1. Renta una tabla de windsurf en Adicora y recorre las costas de la bella Península de Paraguaná.

Es una experiencia para toda la familia. No importa si nunca has practicado este deporte extremo: en el lugar cuentan como un pequeño negocio donde hay chamos que te explican y te facilitan toda la información que debes saber.

2. ¡Asiste a la fiesta de los Locos de la Vela!

Esta fiesta es una de las más divertidas del año en Venezuela. Se celebra el 28 de diciembre, en la Vela de Coro. ¡La creatividad de los trajes que se muestran en la caminata te sorprenderá! Será como tener un Carnaval anticipado, entre risas y bailes. Lo mejor de todo es que puedes lucir tu mejor traje loco, y nadie te dirá nada.

3. Cata el mejor licor de la Sierra Falconiana en Pecaya, hecho a partir de un patrimonio cultural, ancestral y natural del país.
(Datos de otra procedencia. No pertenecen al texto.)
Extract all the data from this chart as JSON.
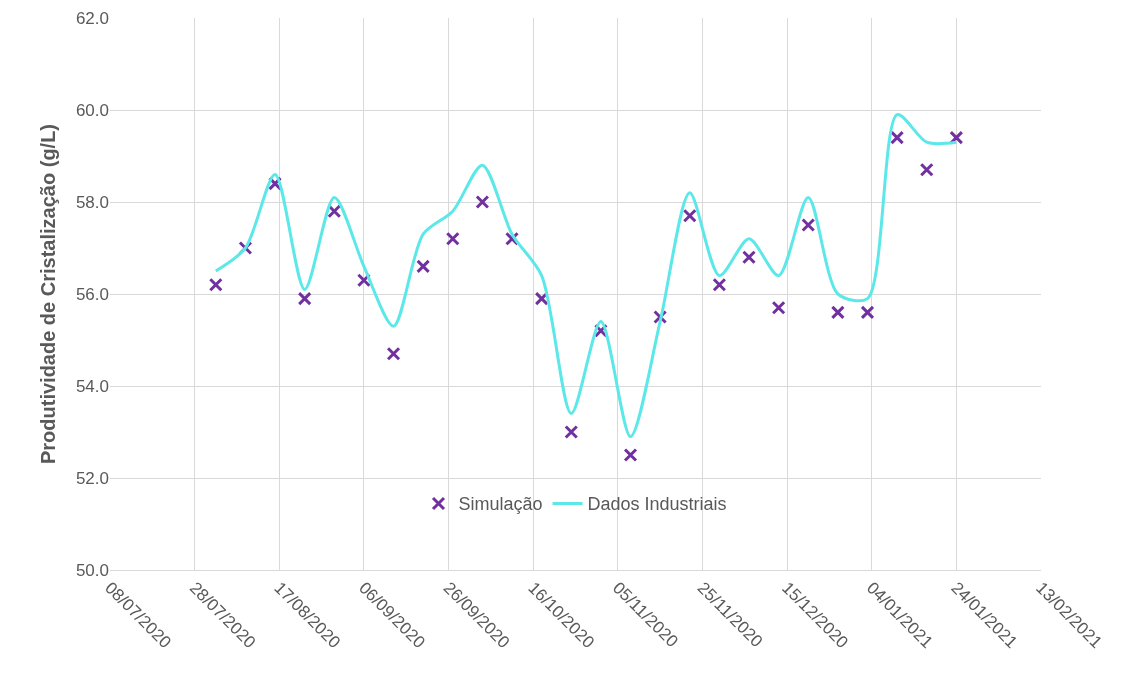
{
  "chart_data": {
    "type": "line",
    "ylabel": "Produtividade de Cristalização (g/L)",
    "x": [
      "2020-08-02",
      "2020-08-09",
      "2020-08-16",
      "2020-08-23",
      "2020-08-30",
      "2020-09-06",
      "2020-09-13",
      "2020-09-20",
      "2020-09-27",
      "2020-10-04",
      "2020-10-11",
      "2020-10-18",
      "2020-10-25",
      "2020-11-01",
      "2020-11-08",
      "2020-11-15",
      "2020-11-22",
      "2020-11-29",
      "2020-12-06",
      "2020-12-13",
      "2020-12-20",
      "2020-12-27",
      "2021-01-03",
      "2021-01-10",
      "2021-01-17",
      "2021-01-24"
    ],
    "series": [
      {
        "name": "Simulação",
        "type": "scatter",
        "marker": "cross",
        "color": "#7030a0",
        "values": [
          56.2,
          57.0,
          58.4,
          55.9,
          57.8,
          56.3,
          54.7,
          56.6,
          57.2,
          58.0,
          57.2,
          55.9,
          53.0,
          55.2,
          52.5,
          55.5,
          57.7,
          56.2,
          56.8,
          55.7,
          57.5,
          55.6,
          55.6,
          59.4,
          58.7,
          59.4
        ]
      },
      {
        "name": "Dados Industriais",
        "marker": "none",
        "line_style": "solid",
        "color": "#5ce8e8",
        "values": [
          56.5,
          57.0,
          58.6,
          56.1,
          58.1,
          56.6,
          55.3,
          57.3,
          57.8,
          58.8,
          57.3,
          56.4,
          53.4,
          55.4,
          52.9,
          55.4,
          58.2,
          56.4,
          57.2,
          56.4,
          58.1,
          56.0,
          55.9,
          59.9,
          59.3,
          59.3
        ]
      }
    ],
    "xlim": [
      "2020-07-08",
      "2021-02-13"
    ],
    "xticks": [
      {
        "value": "2020-07-08",
        "label": "08/07/2020"
      },
      {
        "value": "2020-07-28",
        "label": "28/07/2020"
      },
      {
        "value": "2020-08-17",
        "label": "17/08/2020"
      },
      {
        "value": "2020-09-06",
        "label": "06/09/2020"
      },
      {
        "value": "2020-09-26",
        "label": "26/09/2020"
      },
      {
        "value": "2020-10-16",
        "label": "16/10/2020"
      },
      {
        "value": "2020-11-05",
        "label": "05/11/2020"
      },
      {
        "value": "2020-11-25",
        "label": "25/11/2020"
      },
      {
        "value": "2020-12-15",
        "label": "15/12/2020"
      },
      {
        "value": "2021-01-04",
        "label": "04/01/2021"
      },
      {
        "value": "2021-01-24",
        "label": "24/01/2021"
      },
      {
        "value": "2021-02-13",
        "label": "13/02/2021"
      }
    ],
    "ylim": [
      50,
      62
    ],
    "yticks": [
      {
        "value": 50,
        "label": "50.0"
      },
      {
        "value": 52,
        "label": "52.0"
      },
      {
        "value": 54,
        "label": "54.0"
      },
      {
        "value": 56,
        "label": "56.0"
      },
      {
        "value": 58,
        "label": "58.0"
      },
      {
        "value": 60,
        "label": "60.0"
      },
      {
        "value": 62,
        "label": "62.0"
      }
    ],
    "grid": true,
    "legend": "bottom"
  }
}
Cualquiera que sea el destino que escojas en la Sierra, nunca pero nunca deberás dejar de pasar por tu Cocuy Pecayero. Alcohol que da la mata de penca, esta bebida destilada se saca de la cabeza o cormo de la planta Agave Cocui. No se da en ningún lado del mundo sino aquí (y en algunas partes del estado Lara).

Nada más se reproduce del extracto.